Detroit Lions tight end Sam LaPorta met with reporters as the team wrapped up postseason media availability, and for the first time, he opened up about the back injury that cut his 2025 season short, and why surgery ultimately became unavoidable.

LaPorta revealed that the injury actually dates back to Detroit’s matchup against the Washington Commanders, when a series of hits finally caught up to him.

“There were some accumulated falls and hits that I took in the weeks leading up to that game… and then of course, it happened in the Commanders game. I fully herniated the disc,” he said as quoted by Lions OnSI.
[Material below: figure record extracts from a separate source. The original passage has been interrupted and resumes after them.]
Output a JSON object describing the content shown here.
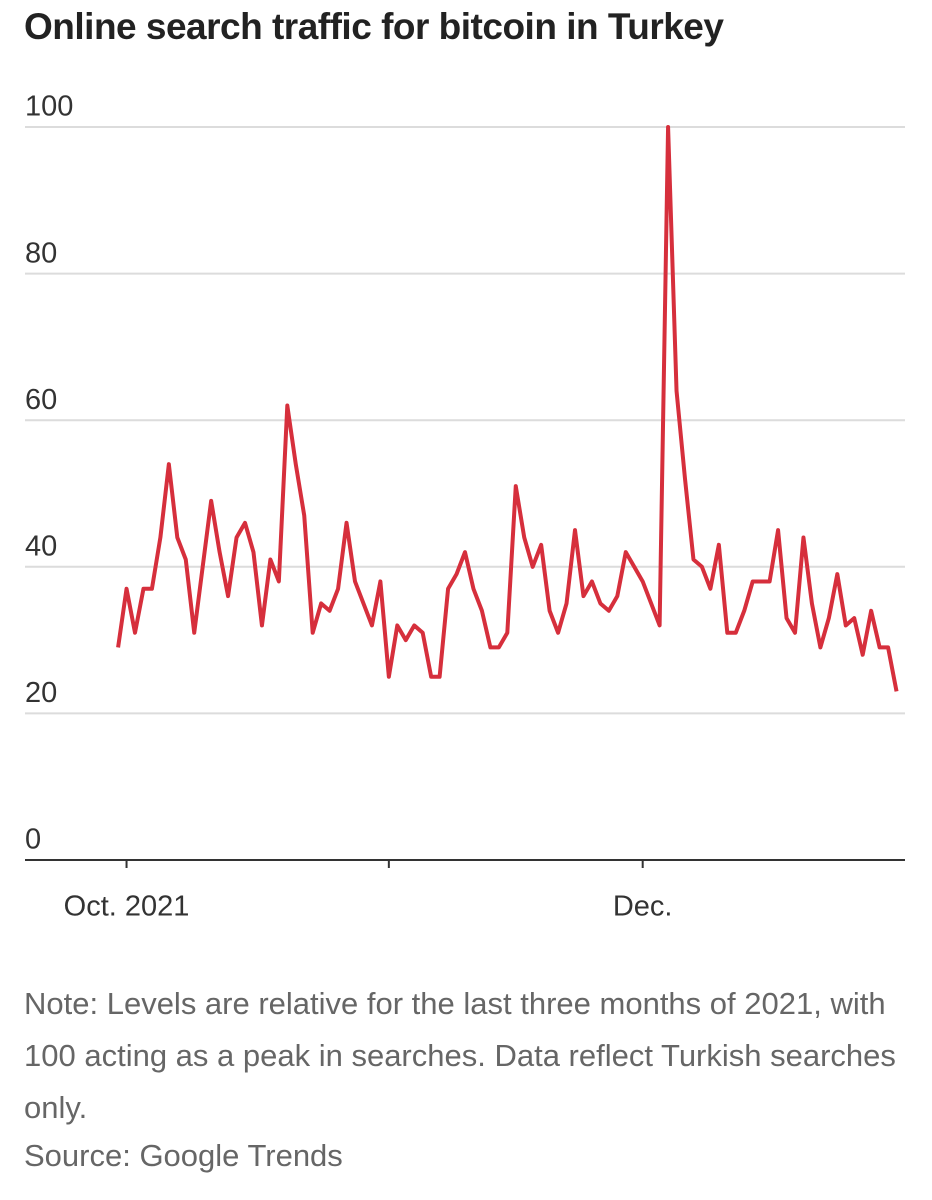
{
  "chart_data": {
    "type": "line",
    "title": "Online search traffic for bitcoin in Turkey",
    "note": "Note: Levels are relative for the last three months of 2021, with 100 acting as a peak in searches. Data reflect Turkish searches only.",
    "source": "Source: Google Trends",
    "x": [
      -1,
      0,
      1,
      2,
      3,
      4,
      5,
      6,
      7,
      8,
      9,
      10,
      11,
      12,
      13,
      14,
      15,
      16,
      17,
      18,
      19,
      20,
      21,
      22,
      23,
      24,
      25,
      26,
      27,
      28,
      29,
      30,
      31,
      32,
      33,
      34,
      35,
      36,
      37,
      38,
      39,
      40,
      41,
      42,
      43,
      44,
      45,
      46,
      47,
      48,
      49,
      50,
      51,
      52,
      53,
      54,
      55,
      56,
      57,
      58,
      59,
      60,
      61,
      62,
      63,
      64,
      65,
      66,
      67,
      68,
      69,
      70,
      71,
      72,
      73,
      74,
      75,
      76,
      77,
      78,
      79,
      80,
      81,
      82,
      83,
      84,
      85,
      86,
      87,
      88,
      89,
      90,
      91
    ],
    "series": [
      {
        "color": "#d62f3c",
        "values": [
          29,
          37,
          31,
          37,
          37,
          44,
          54,
          44,
          41,
          31,
          40,
          49,
          42,
          36,
          44,
          46,
          42,
          32,
          41,
          38,
          62,
          54,
          47,
          31,
          35,
          34,
          37,
          46,
          38,
          35,
          32,
          38,
          25,
          32,
          30,
          32,
          31,
          25,
          25,
          37,
          39,
          42,
          37,
          34,
          29,
          29,
          31,
          51,
          44,
          40,
          43,
          34,
          31,
          35,
          45,
          36,
          38,
          35,
          34,
          36,
          42,
          40,
          38,
          35,
          32,
          100,
          64,
          52,
          41,
          40,
          37,
          43,
          31,
          31,
          34,
          38,
          38,
          38,
          45,
          33,
          31,
          44,
          35,
          29,
          33,
          39,
          32,
          33,
          28,
          34,
          29,
          29,
          23
        ]
      }
    ],
    "xlim": [
      -12,
      92
    ],
    "xticks": [
      0,
      31,
      61
    ],
    "xticklabels": [
      {
        "value": 0,
        "label": "Oct. 2021"
      },
      {
        "value": 61,
        "label": "Dec."
      }
    ],
    "ylim": [
      0,
      100
    ],
    "yticks": [
      0,
      20,
      40,
      60,
      80,
      100
    ],
    "grid": true
  }
}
At first, LaPorta believed he might only miss a couple of weeks. But as the pain lingered — and worsened — his mindset shifted from hopeful to realistic. Instead of returning, the former second-round pick and the Lions medical staff agreed surgery was the safest path, especially given how early he is in his career.
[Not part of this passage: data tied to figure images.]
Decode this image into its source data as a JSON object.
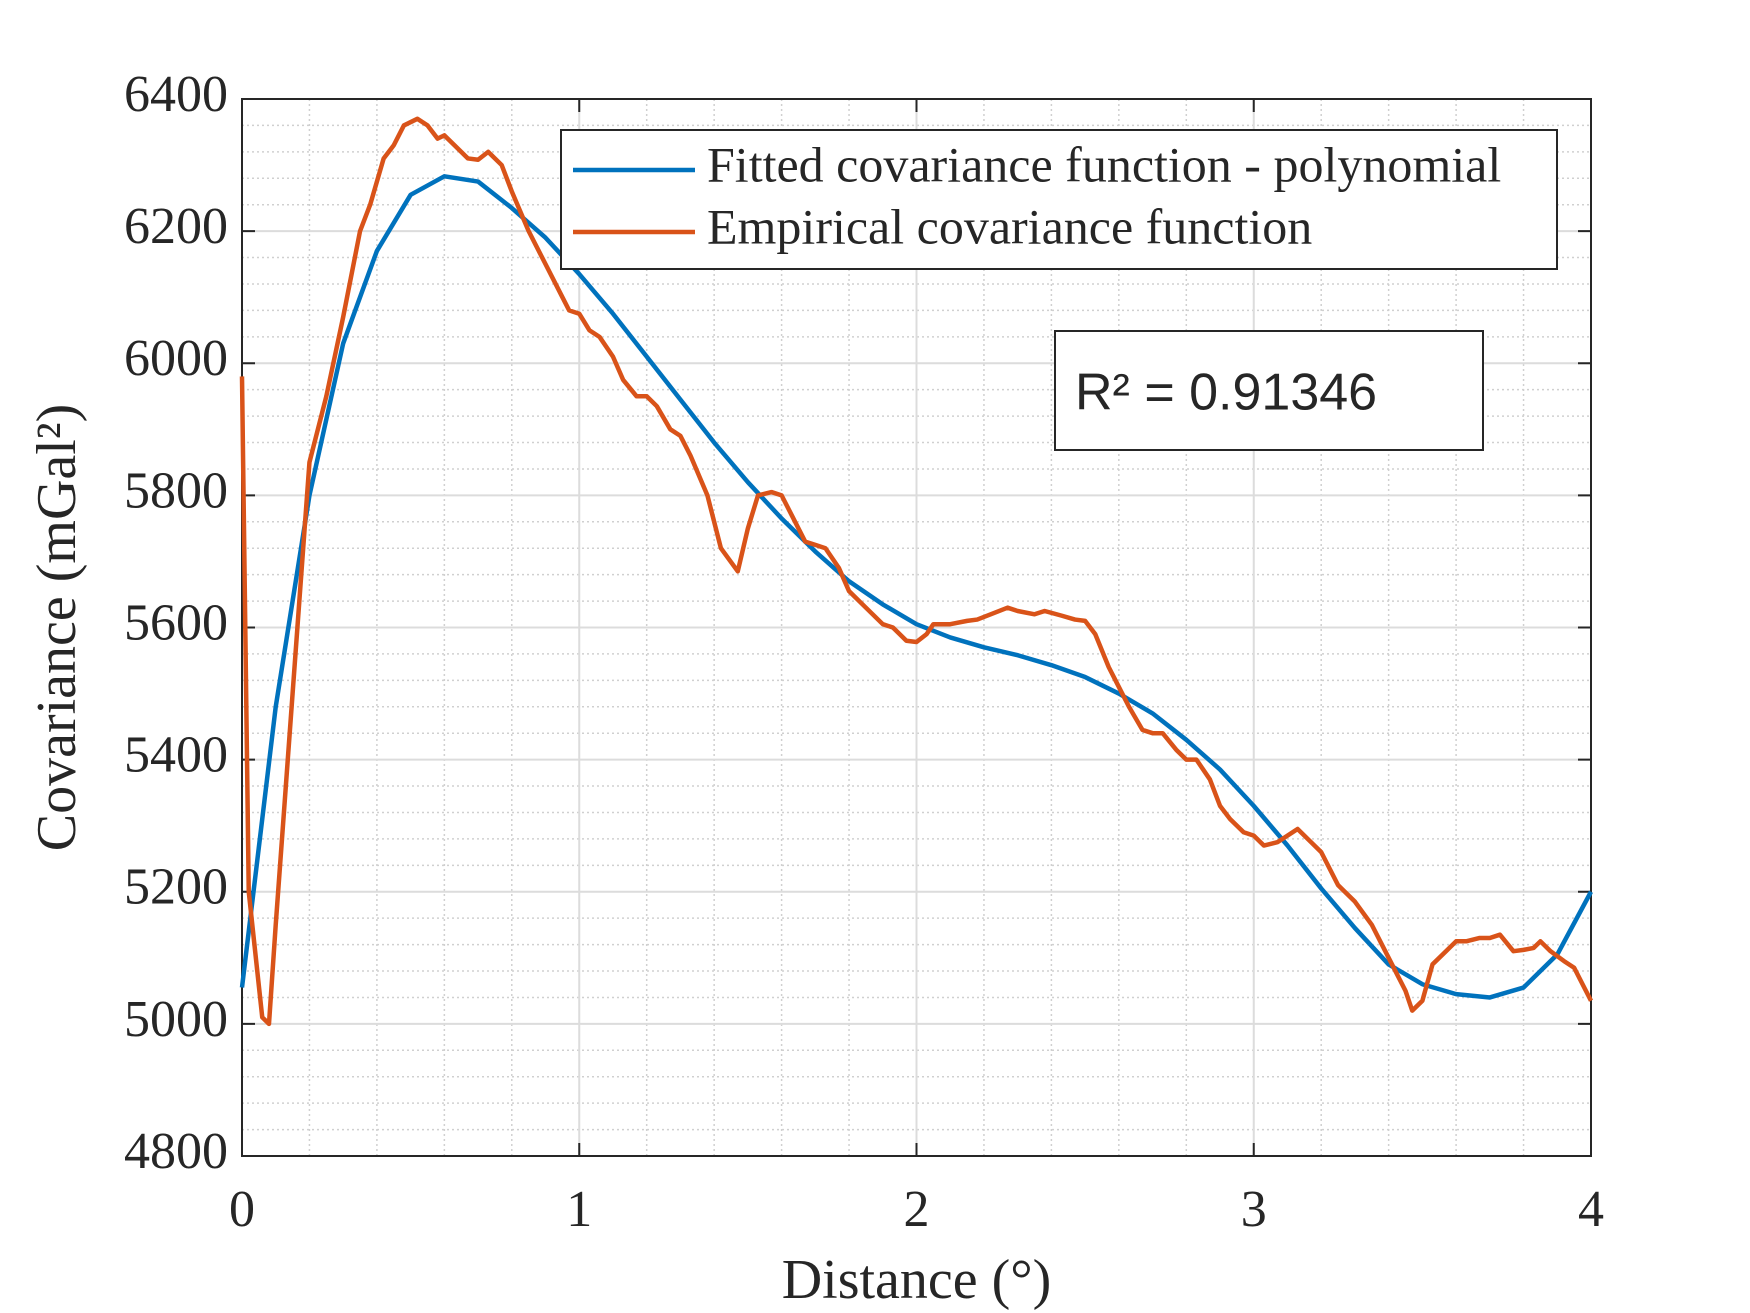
{
  "chart_data": {
    "type": "line",
    "xlabel": "Distance (°)",
    "ylabel": "Covariance (mGal²)",
    "xlim": [
      0,
      4
    ],
    "xticks": [
      0,
      1,
      2,
      3,
      4
    ],
    "ylim": [
      4800,
      6400
    ],
    "yticks": [
      4800,
      5000,
      5200,
      5400,
      5600,
      5800,
      6000,
      6200,
      6400
    ],
    "grid": true,
    "minor_grid": true,
    "legend": "upper right",
    "annotation": "R² = 0.91346",
    "series": [
      {
        "name": "Fitted covariance function - polynomial",
        "color": "#0072BD",
        "x": [
          0,
          0.1,
          0.2,
          0.3,
          0.4,
          0.5,
          0.6,
          0.7,
          0.8,
          0.9,
          1.0,
          1.1,
          1.2,
          1.3,
          1.4,
          1.5,
          1.6,
          1.7,
          1.8,
          1.9,
          2.0,
          2.1,
          2.2,
          2.3,
          2.4,
          2.5,
          2.6,
          2.7,
          2.8,
          2.9,
          3.0,
          3.1,
          3.2,
          3.3,
          3.4,
          3.5,
          3.6,
          3.7,
          3.8,
          3.9,
          4.0
        ],
        "values": [
          5055,
          5480,
          5800,
          6030,
          6170,
          6255,
          6283,
          6275,
          6235,
          6190,
          6135,
          6075,
          6010,
          5945,
          5880,
          5820,
          5765,
          5715,
          5670,
          5635,
          5605,
          5585,
          5570,
          5558,
          5543,
          5525,
          5500,
          5470,
          5430,
          5385,
          5330,
          5270,
          5205,
          5145,
          5090,
          5060,
          5045,
          5040,
          5055,
          5105,
          5200
        ]
      },
      {
        "name": "Empirical covariance function",
        "color": "#D95319",
        "x": [
          0,
          0.02,
          0.06,
          0.08,
          0.1,
          0.15,
          0.2,
          0.25,
          0.3,
          0.35,
          0.38,
          0.42,
          0.45,
          0.48,
          0.52,
          0.55,
          0.58,
          0.6,
          0.63,
          0.67,
          0.7,
          0.73,
          0.77,
          0.8,
          0.85,
          0.9,
          0.95,
          0.97,
          1.0,
          1.03,
          1.06,
          1.1,
          1.13,
          1.17,
          1.2,
          1.23,
          1.27,
          1.3,
          1.33,
          1.38,
          1.42,
          1.47,
          1.5,
          1.53,
          1.57,
          1.6,
          1.63,
          1.67,
          1.7,
          1.73,
          1.77,
          1.8,
          1.85,
          1.9,
          1.93,
          1.97,
          2.0,
          2.03,
          2.05,
          2.1,
          2.15,
          2.18,
          2.22,
          2.27,
          2.3,
          2.35,
          2.38,
          2.43,
          2.47,
          2.5,
          2.53,
          2.57,
          2.6,
          2.63,
          2.67,
          2.7,
          2.73,
          2.77,
          2.8,
          2.83,
          2.87,
          2.9,
          2.93,
          2.97,
          3.0,
          3.03,
          3.07,
          3.1,
          3.13,
          3.17,
          3.2,
          3.25,
          3.3,
          3.35,
          3.4,
          3.45,
          3.47,
          3.5,
          3.53,
          3.57,
          3.6,
          3.63,
          3.67,
          3.7,
          3.73,
          3.77,
          3.8,
          3.83,
          3.85,
          3.88,
          3.92,
          3.95,
          4.0
        ],
        "values": [
          5980,
          5200,
          5010,
          5000,
          5150,
          5500,
          5850,
          5950,
          6070,
          6200,
          6240,
          6310,
          6330,
          6360,
          6370,
          6360,
          6340,
          6345,
          6330,
          6310,
          6308,
          6320,
          6300,
          6260,
          6200,
          6150,
          6100,
          6080,
          6075,
          6050,
          6040,
          6010,
          5975,
          5950,
          5950,
          5935,
          5900,
          5890,
          5860,
          5800,
          5720,
          5685,
          5750,
          5800,
          5805,
          5800,
          5770,
          5730,
          5725,
          5720,
          5690,
          5655,
          5630,
          5605,
          5600,
          5580,
          5578,
          5590,
          5605,
          5605,
          5610,
          5612,
          5620,
          5630,
          5625,
          5620,
          5625,
          5618,
          5612,
          5610,
          5590,
          5540,
          5510,
          5480,
          5445,
          5440,
          5440,
          5415,
          5400,
          5400,
          5370,
          5330,
          5310,
          5290,
          5285,
          5270,
          5275,
          5285,
          5295,
          5275,
          5260,
          5210,
          5185,
          5150,
          5100,
          5050,
          5020,
          5035,
          5090,
          5110,
          5125,
          5125,
          5130,
          5130,
          5135,
          5110,
          5112,
          5115,
          5125,
          5110,
          5095,
          5085,
          5035
        ]
      }
    ]
  }
}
“I was gimpy, walking around like an 80-year-old man… Backs aren’t anything to mess with, and I want to have a long, healthy career,” LaPorta said.

Before the injury, LaPorta was once again one of Detroit’s most reliable offensive weapons. Through nine games in 2025, the Pro Bowl tight end recorded 49 receptions for 480 yards and 3 touchdowns, pushing his three-year totals to 252 catches, 2,104 yards, and 20 touchdowns, incredible production for such a young player.

Now six weeks removed from surgery, LaPorta says he’s entering the next stage of rehab and feeling optimistic about his timeline.

Dan Campbell has already hinted that the goal is to have LaPorta back for OTAs, and the tight end echoed that — with one important caveat.

“Yeah, that is the plan… Hopefully by OTAs I am up running around. But I really got to get this back right before I’m out there taking those hits.”

The time away from the field has been unfamiliar territory. LaPorta admitted he’s barely missed time at any level of his sports career, making this stretch especially tough to process.

“To have only played nine games this season, I was clearly disappointed. It was hard to sit on the couch and watch my teammates play without me.”

Still, don’t expect LaPorta to change who he is as a player. The Lions star said he isn’t planning to alter his physical, aggressive style of football, because that edge is part of what makes him who he is.

“You just have to assume you’ll make it through the game healthy… Freak accidents happen. You train and prepare, and sometimes things just happen.”

If rehab stays on track, LaPorta should be back in the mix for Detroit’s 2026 season, and given what he’s already proven in just three years, the Lions will be thrilled to have No. 87 back in the huddle.